Elmer Cuba, un reconocido economista peruano y exmiembro del Banco Central de Reserva, asumió recientemente el cargo de ministro de Economía y Finanzas en Perú. Su designación, impulsada por Keiko Fujimori, marca el inicio de una gestión que ya ha generado expectativas y controversias por sus primeras declaraciones. Cuba ha dejado en claro que su objetivo no solo será traducir la bonanza económica del país en mejores salarios y más empleo, sino también aplicar una política «implacable» en el control del gasto público.
Esta postura ha encendido las alarmas en el sector de los empleados públicos, especialmente entre los trabajadores del régimen CAS, quienes aún aguardan el pago de su gratificación de julio y esperan un incremento más rápido hacia el 100% de su monto antes del 2030. Sin embargo, Cuba, en entrevistas previas a su nombramiento, ya había señalado que su principal foco estaría en revisar la controvertida «Ley de pensión digna», que eleva el monto de las jubilaciones docentes a S/3.500,70. El flamante ministro enfatizó que «seremos implacables con el uso de esos recursos», argumentando que los impuestos que pagan todos los peruanos no deben ser despilfarrados.

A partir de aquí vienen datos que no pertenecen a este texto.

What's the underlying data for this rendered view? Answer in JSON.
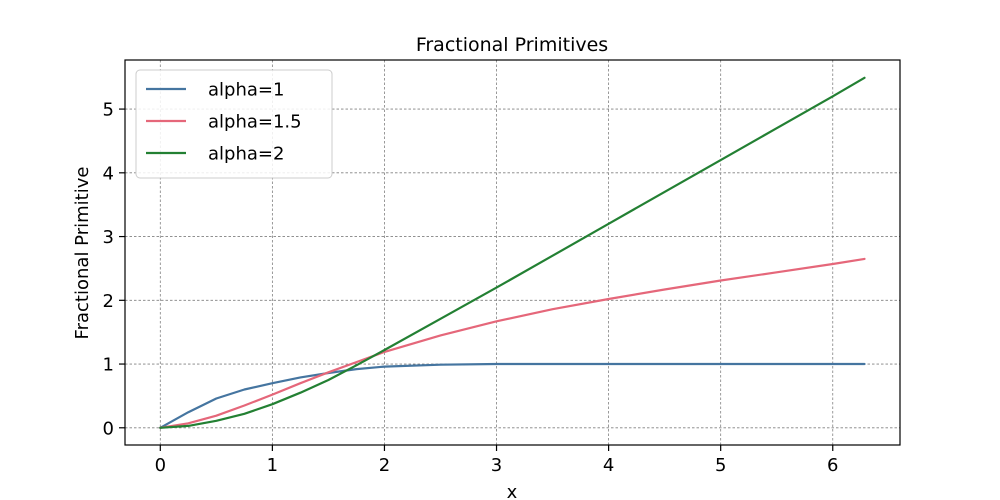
{
  "chart_data": {
    "type": "line",
    "title": "Fractional Primitives",
    "xlabel": "x",
    "ylabel": "Fractional Primitive",
    "xlim": [
      -0.315,
      6.6
    ],
    "ylim": [
      -0.27,
      5.77
    ],
    "xticks": [
      0,
      1,
      2,
      3,
      4,
      5,
      6
    ],
    "yticks": [
      0,
      1,
      2,
      3,
      4,
      5
    ],
    "grid": true,
    "legend_position": "top-left",
    "series": [
      {
        "name": "alpha=1",
        "color": "#4575a0",
        "x": [
          0,
          0.25,
          0.5,
          0.75,
          1.0,
          1.25,
          1.5,
          1.75,
          2.0,
          2.5,
          3.0,
          3.5,
          4.0,
          4.5,
          5.0,
          5.5,
          6.0,
          6.283
        ],
        "y": [
          0,
          0.245,
          0.46,
          0.6,
          0.7,
          0.79,
          0.86,
          0.92,
          0.96,
          0.99,
          1.0,
          1.0,
          1.0,
          1.0,
          1.0,
          1.0,
          1.0,
          1.0
        ]
      },
      {
        "name": "alpha=1.5",
        "color": "#e5677a",
        "x": [
          0,
          0.25,
          0.5,
          0.75,
          1.0,
          1.25,
          1.5,
          1.75,
          2.0,
          2.5,
          3.0,
          3.5,
          4.0,
          4.5,
          5.0,
          5.5,
          6.0,
          6.283
        ],
        "y": [
          0,
          0.07,
          0.19,
          0.35,
          0.52,
          0.7,
          0.87,
          1.03,
          1.19,
          1.45,
          1.67,
          1.86,
          2.02,
          2.17,
          2.31,
          2.44,
          2.57,
          2.65
        ]
      },
      {
        "name": "alpha=2",
        "color": "#238033",
        "x": [
          0,
          0.25,
          0.5,
          0.75,
          1.0,
          1.25,
          1.5,
          1.75,
          2.0,
          2.5,
          3.0,
          3.5,
          4.0,
          4.5,
          5.0,
          5.5,
          6.0,
          6.283
        ],
        "y": [
          0,
          0.03,
          0.11,
          0.22,
          0.37,
          0.55,
          0.75,
          0.98,
          1.22,
          1.71,
          2.2,
          2.7,
          3.2,
          3.7,
          4.2,
          4.7,
          5.2,
          5.49
        ]
      }
    ]
  }
}
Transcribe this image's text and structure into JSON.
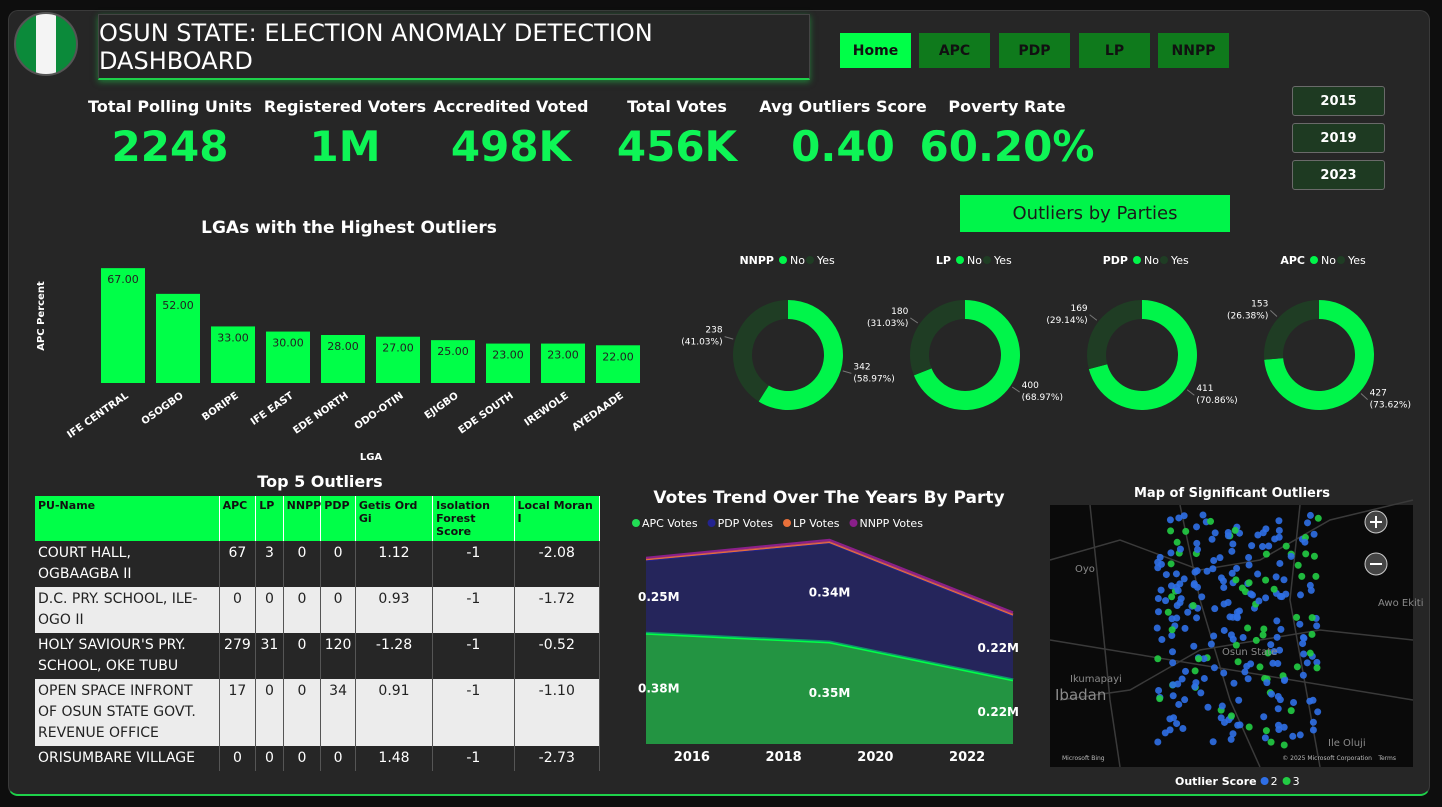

La discusión sobre la gratificación de los trabajadores CAS, que actualmente se paga al 10% de un sueldo con un piso de S/300, es un tema recurrente en la agenda política peruana. Esta medida fue aprobada por el Congreso y no objetada por el Poder Ejecutivo, en un momento en que el Tribunal Constitucional validaba la iniciativa de gasto del parlamento, una interpretación que luego cambió. Ahora, con Cuba al frente del MEF, se plantea la posibilidad de que el nuevo gobierno solicite al Tribunal Constitucional que declare inconstitucionales estas normativas, especialmente la Ley 32581, que garantiza la pensión de S/3.500,70 para maestros jubilados y cesantes.
Cuba se refirió a esta ley como «la madre de las batallas», considerándola «demasiado cara» y disruptiva para el equilibrio del sistema previsional público. Su visión es que basta con modificar una única norma populista para aliviar la carga fiscal. Ante este panorama, la Federación Nacional de Trabajadores CAS del sector Educación ya manifestó su preocupación, interpretando las declaraciones del ministro como un «ataque contra los derechos de la clase trabajadora» y una posible devolución de favores a grupos empresariales por parte de la presidenta electa. A pesar de que Cuba no considera que Perú requiera un «ajuste fiscal» al estilo de los vividos en Argentina o Bolivia, sí aboga por enfrentar la «elevación tributaria» para destinar más recursos a infraestructura y mejorar los salarios de los servidores públicos.